第15話 三回目

 僕たちは同じ布団で寝た。はっきり言って狭いけど、他に寝るところがないからだった。それにすでに二回、そうやって一緒に寝ている。


「あのさ…昨日と、今日、この部屋に来て寝てなかった?」

「うん。寝てた」悪びれずに答えるイオン君の言い方に呆れてしまった。

「はっ。何で?」

「後で行くって言ったじゃない」

「…」俺は絶句した。

「普通さ、インタフォン鳴らしてくるよね?」

「鍵開いてたから」

「でも、危なくない?」

「あんまり思わなかったかなぁ…優しそうだったから。それに、エッチなこととかして来なそうだし」

 僕はイオン君とのワンナイトを期待して、コンビニでコンドームを買ってしまったことを恥じた。
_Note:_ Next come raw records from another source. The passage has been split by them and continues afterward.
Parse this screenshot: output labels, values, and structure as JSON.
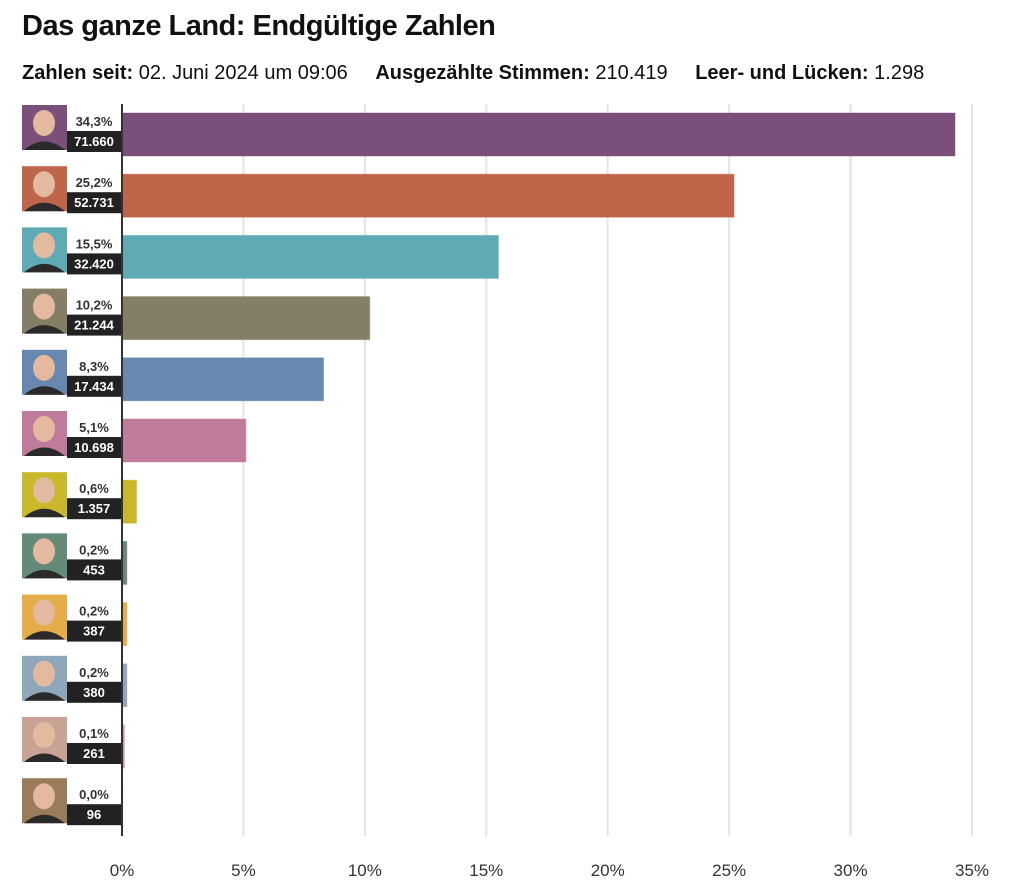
{
  "header": {
    "title": "Das ganze Land: Endgültige Zahlen",
    "meta": [
      {
        "label": "Zahlen seit:",
        "value": "02. Juni 2024 um 09:06"
      },
      {
        "label": "Ausgezählte Stimmen:",
        "value": "210.419"
      },
      {
        "label": "Leer- und Lücken:",
        "value": "1.298"
      }
    ]
  },
  "chart_data": {
    "type": "bar",
    "orientation": "horizontal",
    "title": "Das ganze Land: Endgültige Zahlen",
    "xlabel": "",
    "ylabel": "",
    "xlim": [
      0,
      35
    ],
    "x_ticks": [
      0,
      5,
      10,
      15,
      20,
      25,
      30,
      35
    ],
    "x_tick_labels": [
      "0%",
      "5%",
      "10%",
      "15%",
      "20%",
      "25%",
      "30%",
      "35%"
    ],
    "grid": true,
    "legend": "none",
    "candidates": [
      {
        "percent": 34.3,
        "percent_label": "34,3%",
        "votes_label": "71.660",
        "color": "#7a4f7a",
        "avatar": "portrait-woman-short-blonde-hair"
      },
      {
        "percent": 25.2,
        "percent_label": "25,2%",
        "votes_label": "52.731",
        "color": "#be654a",
        "avatar": "portrait-woman-dark-long-hair"
      },
      {
        "percent": 15.5,
        "percent_label": "15,5%",
        "votes_label": "32.420",
        "color": "#5eabb5",
        "avatar": "portrait-woman-blonde-long-hair"
      },
      {
        "percent": 10.2,
        "percent_label": "10,2%",
        "votes_label": "21.244",
        "color": "#837e65",
        "avatar": "portrait-man-glasses"
      },
      {
        "percent": 8.3,
        "percent_label": "8,3%",
        "votes_label": "17.434",
        "color": "#6888b0",
        "avatar": "portrait-man-bald-beard-glasses"
      },
      {
        "percent": 5.1,
        "percent_label": "5,1%",
        "votes_label": "10.698",
        "color": "#c07a9c",
        "avatar": "portrait-man-bald"
      },
      {
        "percent": 0.6,
        "percent_label": "0,6%",
        "votes_label": "1.357",
        "color": "#c8b82a",
        "avatar": "portrait-woman-dark-curly-hair"
      },
      {
        "percent": 0.2,
        "percent_label": "0,2%",
        "votes_label": "453",
        "color": "#658a78",
        "avatar": "portrait-man-gray-hair-glasses"
      },
      {
        "percent": 0.2,
        "percent_label": "0,2%",
        "votes_label": "387",
        "color": "#e5ac4a",
        "avatar": "portrait-woman-platinum-hair"
      },
      {
        "percent": 0.2,
        "percent_label": "0,2%",
        "votes_label": "380",
        "color": "#8ea7ba",
        "avatar": "portrait-man-beard"
      },
      {
        "percent": 0.1,
        "percent_label": "0,1%",
        "votes_label": "261",
        "color": "#c9a296",
        "avatar": "portrait-woman-blonde-wavy-hair"
      },
      {
        "percent": 0.0,
        "percent_label": "0,0%",
        "votes_label": "96",
        "color": "#9a7c5a",
        "avatar": "portrait-man-suit"
      }
    ]
  }
}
「でも、知らない人の家に行くって怖くない?俺がサイコパスかもしれないじゃん?」

「私、人を見る目はあるんだ。お兄ちゃんはいい人」

「あ、そう」

 部屋に泊めて、夕飯を奢り、コンビニで好きなものを買ってやる気前のいい大学生だ。たしかにいい人かもしれない。

「人が嫌がることとか絶対しなそう」

「いや…絶対ってわけじゃないよ」

「だって、襲って来ないじゃない?」

「だって、襲ったら今は強制性交ってことになるだろ?」

「さすが。大学生は違うね」

「人生棒に振りたくないし…」

「でも、大学生でも襲って来る人いるよ」

「まあいるだろうね。でもさ、女の子だと思って部屋に呼んで、男だったら逆切れされない?」

「うーん。そうでもない。そのままやっちゃう」

「大丈夫?やめなよ。寝るとこがなかったらうちに泊まっていいからさ」

「やった!家ができた」

「はは…」まるで妹みたいでかわいい。

「でもさ、そもそもどうして家帰んないの?」

「まま父がいるから帰りたくない」

「ままちちって何だっけ」

「ママの再婚相手」

 多分、継父けいふのことだろうと思った。

「ああ。再婚って難しそうだね」

「ワイセツ行為してくるんだよね」

「えー。何それ。クズだね」

「でしょ。怖くて帰れないよ。言うこと聞かないと包丁持って来て、顔に当てるんだよ。顔にけがしたら一生治んないよって言うの。やばくない?」

「うん。犯罪じゃん。それって…」

 思いの他、酷い環境に僕はショックを受けていた。

「じゃあ、それってどのくらいあったの?」

「毎晩」

「そっか…」

「だから、家出したの。中学から」

「そりゃ、そうだよな」

「うん。私の初体験11歳なんだ。キスとかなくていきなり入れられた。その前から猥褻行為されてた」

 いきなりアナルセックスなんて随分痛そうだなと思う。

「お母さんかばってくれないの?」

「くれない。ママはちちに支配されてるから」

「すごいね。警察に言ってやりたい…」

「殺されるよ」

「そんなことないよ」

「ちちはヤバい人なんだよね…」

「反社?」

「はんしゃ?」

「つまり…〇クザのことだよ」

「うん。多分、前は刑務所入ってた人だって」

「仕事してる?」

「ううん。生活保護」

「はぁ…でもさ、どうやってもらうわけ?だって、まだそんな年じゃないだろうし」

「よくわかんない」

 面倒臭い子を連れ込んじゃったな…僕は後悔した。


 うちに〇クザが乗り込んできたらどうしよう・・・『俺の女に手出しやがって』と言われて半殺しの目に遭うかもしれない。僕が家出したくなる。

 しかし、ふと疑問が浮かんだ。


「でもさ、イオン君って男だろ?まま父はバイセクシャルなわけ?」

「うん。薬中だからもう頭がおかしくなってるんだと思う」

「薬中なら警察に垂れ込んで逮捕してもらえば?」

「でもさ、田舎の警察ってヤクザが怖いから逮捕しないんだよ」

「あ、そうなんだ…」

「組長なんだよね」

「へえ…」

 ヤンキーもかわいい子が多い。芸能界も裏社会とずぶずぶと聞くし。有名な芸能人の親や親族が実は反社というのも聞いたことがある。


 イオン君には絶対手を出せないと思った。


「手コキしてあげよっか?」イオン君が『肩もみましょうか?』と言うくらいの軽いノリで誘って来る。

「そういう気を使わなくていいよ」

「お兄ちゃんってほんといい人。大好き」

「ああ、そう?」

 これから先のトラブルを考えると、さすがにそんな気になれなかった。

 イオン君がこのまま逃げ延びられることを願ってやまない。